To be able to assign prognoses to teeth, you need a full understanding of regional and local anatomy. So, in addition to using our clinical exam and validating these decisions with evidence-based research, we now have a more informative tool. With 3D assessment, you have the ability to look at all the nuances, furcation involvements, and the extent and location of remaining bone in much greater detail. It puts periodontists in an even more critical position to enable correct diagnoses and assign more accurate prognoses. This can only help to develop more effective treatment plans with our interdisciplinary teams. If you have more information and all the cards are on the table, you can make better treatment decisions, which is obviously in the best interest of the patient.
What will it take for more periodontists to see the value in adopting this technology into their practices?
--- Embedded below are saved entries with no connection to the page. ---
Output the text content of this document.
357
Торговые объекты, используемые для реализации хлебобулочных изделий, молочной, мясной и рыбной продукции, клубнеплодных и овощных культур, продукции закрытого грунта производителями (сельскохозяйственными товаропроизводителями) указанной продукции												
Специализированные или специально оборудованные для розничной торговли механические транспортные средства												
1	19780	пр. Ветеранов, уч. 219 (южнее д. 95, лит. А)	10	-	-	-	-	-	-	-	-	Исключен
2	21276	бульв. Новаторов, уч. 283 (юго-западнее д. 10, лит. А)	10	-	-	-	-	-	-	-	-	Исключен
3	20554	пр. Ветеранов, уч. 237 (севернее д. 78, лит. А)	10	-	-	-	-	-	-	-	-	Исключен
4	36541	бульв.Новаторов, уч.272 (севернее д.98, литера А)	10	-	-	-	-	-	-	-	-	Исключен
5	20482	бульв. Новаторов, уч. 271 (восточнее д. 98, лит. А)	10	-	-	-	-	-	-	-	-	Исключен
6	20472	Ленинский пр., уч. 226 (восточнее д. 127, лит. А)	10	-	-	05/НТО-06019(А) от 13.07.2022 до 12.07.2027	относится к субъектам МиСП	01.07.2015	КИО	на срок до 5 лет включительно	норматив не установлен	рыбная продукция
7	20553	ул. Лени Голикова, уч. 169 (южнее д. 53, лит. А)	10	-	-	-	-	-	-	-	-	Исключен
Dr. Rosenfeld: I'm 62, and in my age group, unless you are still passionately engaged, you're probably not going to get involved with this technology unless you're bringing in an associate who has the energy and wherewithal to help introduce this into a private practice setting. Because once you get involved in cone beam, you also have to have the infrastructure in your office to support information acquisition.
But the 35- to 52-year-olds, the people who are in the middle of their professional careers -- it is going to be incumbent upon them to make this transition because that is where the profession is going and it is what is expected. Cone-beam CT can help make the judgment that teeth are savable, and we are the only profession in dentistry that is focused on saving teeth. This is where most periodontists will be moving to in the future. If you can diagnosis better, ask better questions, and be better prepared for treatment, this technology is a gift.
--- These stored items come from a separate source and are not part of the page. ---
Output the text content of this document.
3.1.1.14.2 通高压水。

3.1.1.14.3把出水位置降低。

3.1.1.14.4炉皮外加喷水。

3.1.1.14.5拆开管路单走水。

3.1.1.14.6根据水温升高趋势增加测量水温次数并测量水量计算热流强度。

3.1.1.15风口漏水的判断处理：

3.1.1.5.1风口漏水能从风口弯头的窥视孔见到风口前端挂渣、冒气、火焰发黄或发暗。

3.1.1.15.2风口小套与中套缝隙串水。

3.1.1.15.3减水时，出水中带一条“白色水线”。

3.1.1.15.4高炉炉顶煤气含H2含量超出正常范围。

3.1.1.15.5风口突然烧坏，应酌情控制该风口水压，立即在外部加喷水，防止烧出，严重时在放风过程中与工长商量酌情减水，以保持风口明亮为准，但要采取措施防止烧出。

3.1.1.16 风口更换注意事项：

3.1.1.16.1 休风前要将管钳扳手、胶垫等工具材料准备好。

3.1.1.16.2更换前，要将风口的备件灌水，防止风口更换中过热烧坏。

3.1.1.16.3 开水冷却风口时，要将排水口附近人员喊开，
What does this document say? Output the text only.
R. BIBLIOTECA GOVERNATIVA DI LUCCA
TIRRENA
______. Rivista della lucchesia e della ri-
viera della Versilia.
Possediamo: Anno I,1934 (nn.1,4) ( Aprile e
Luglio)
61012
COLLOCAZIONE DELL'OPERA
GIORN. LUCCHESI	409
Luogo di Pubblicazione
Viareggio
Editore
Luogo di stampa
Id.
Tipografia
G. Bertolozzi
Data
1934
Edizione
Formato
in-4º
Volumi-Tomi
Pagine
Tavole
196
Dr. Mandelaris: There are three stages of a scientific theory. In the first stage, the theory is scoffed at and met with disbelief. In the second stage, it is accepted as true but is considered insignificant and trivial. In stage three, it is thought to be correct and even revolutionary. In fact, those who criticized it most now claim that they invented it and are the experts.
CT-based decision-making has been a 25-year journey in our practice but has seemingly become an overnight phenomenon in dentistry. The opportunity that cone-beam CT imaging presents to contemporary periodontists is incredible. This opportunity demands our involvement in interdisciplinary dentistry. By having a better prognosis, you can change the course of someone's complex treatment and perhaps effect change in their life.
The pendulum has swung so far to implants that saving natural teeth has become too casual of a conversation. If we have more information to make better treatment decisions and use evidence-based literature to make these treatment decisions, saving more teeth becomes a more important and realistic treatment option for patients and one that provides a better-informed consent before irreversible procedures are performed.
So in our practice, it's not about cone-beam CT, it's about information management and making good treatment decisions with that information.